I turned the rectangles as fast as my armless body could. It seemed every rectangle in every single Bon Appétit laid out, step by step, an abominable way to prepare us Avocados. Sun-cured and crumbled over charred brioche buns and saffron sprigs? An Egg? In my pit-hole? I’m an Avocado, dammit, not your fad meant to be turned into mush and eaten as a substitute for butter! We’re to be split, sprinkled with a dash of salt and pepper, eaten with a spoon, or — and this is the only exception — made with stone and pestle into guacamole.

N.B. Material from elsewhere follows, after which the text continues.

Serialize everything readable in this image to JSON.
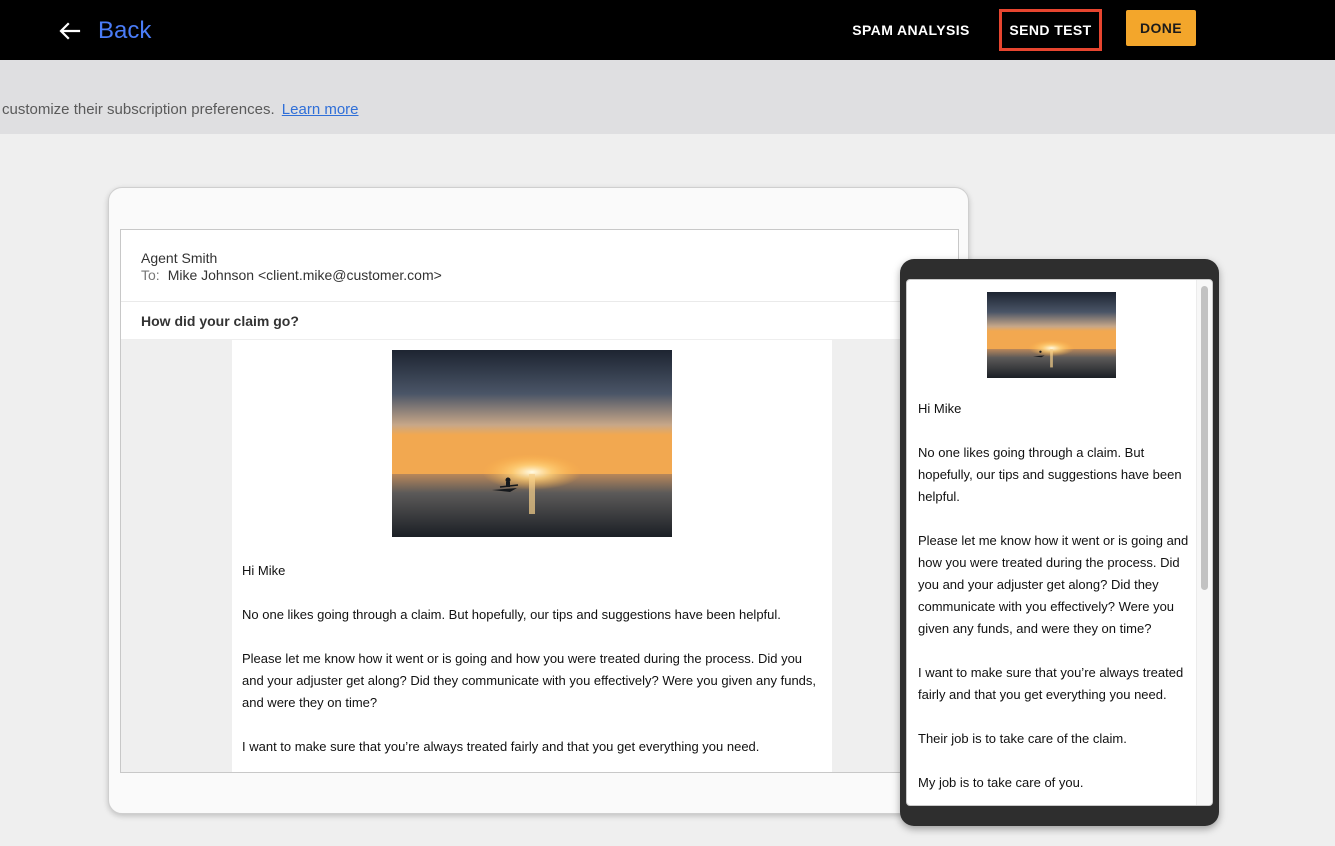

You see, we Avocados have become a commodity, symbolic of a lifestyle we can’t even dream of experiencing, and I’m afraid the only way to put an end to it is a species-wide recall. But that’s only temporary. Something terrible is definitely going to happen once this pop-up opens for two hours.

I fear I am about to be served for sixteen dollars on some rustic rye bread that looks like it hurts to chew — nothing more than a gaudy cover-up. What’s my value if people don’t enjoy me? Here, lying on the cold metal guillotine, all I can do is wish. I wish I could return to my tree. I wish to return to the gentle, exploited care of the laborers, hanging out with my aunties and my cousins, never to become “Roasted Fig and Goat Cheese Avo Toastie — $16.”